SOGHU: Les bons coups de 2016

SOGHU: Les bons coups de 2016

LES BONS COUPS DE 2016

On n’a pas fini d’entendre parler de la SOGHU ! En 2016, la Société de gestion des huiles usagées, qui récupère et revalorise plus de 63 millions de litres d’huile par année au Québec, a continué de prendre de l’expansion. Une trentaine de nouveaux points de dépôts ont vu le jour sur le territoire québécois. Ce qui porte maintenant le nombre de dépôts de récupération d’huiles usagées et de filtres à 1 040. Impressionnant !

Trader

« Nous avons également doublé nos points de dépôts au Nunavik, qui sont passés de trois à six en 2016 », soulève fièrement Jean Duchesneau, directeur général adjoint à la SOGHU. Ce développement nécessite non seulement une logistique de transport accrue mais aussi un travail de sensibilisation auprès de la clientèle à qui s’adressent ces nouveaux dépôts.

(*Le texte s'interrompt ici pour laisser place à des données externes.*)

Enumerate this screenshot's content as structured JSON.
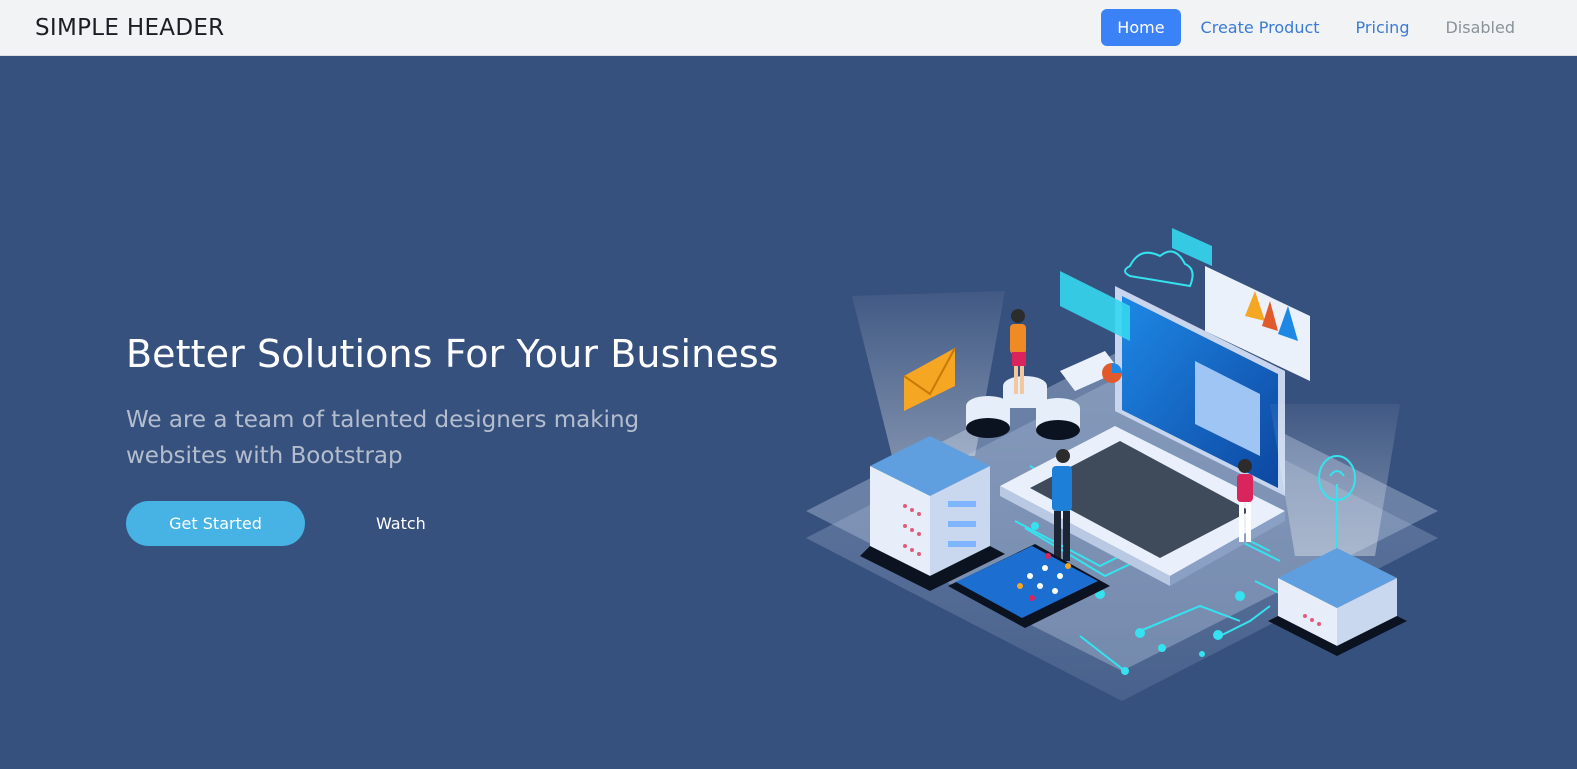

Des efforts de sensibilisation se poursuivent également plus près de chez nous. Ainsi, au cours des derniers mois, la société s’est dotée d’une page Facebook et d’un compte LinkedIn. « Plus de 90 % des huiles usagées qu’il est possible de récupérer proviennent des quelque 12 000 garages répartis dans la province. Afin de rejoindre plus facilement l’autre 10 %, soit les consommateurs qui font eux-mêmes leurs changements d’huile et de filtres, nous faisons appel aux divers canaux de médias sociaux », explique Jean Duchesneau.

Des outils de communication qui, à faible coût, permettent d’atteindre un plus grand nombre de gens pour les sensibiliser à effectuer une récupération propre et consciencieuse de leurs huiles usagées et de leurs filtres. Sans oublier les contenants d’huile, d’aérosols et d’antigel…

 

LES SOUHAITS DE 2017

Qu’est-ce que réserve la prochaine année pour la SOGHU ? « Nous allons, bien sûr, poursuivre le développement de points de dépôts. Et nous allons continuer nos efforts de sensibilisation au Québec, au Nunavik ainsi qu’au Nouveau-Brunswick et dans l’Île-du-Prince-Édouard dans le but de récupérer 100 % des huiles de ces territoires », conclut un directeur général adjoint parfaitement conscient de l’importance de sa mission.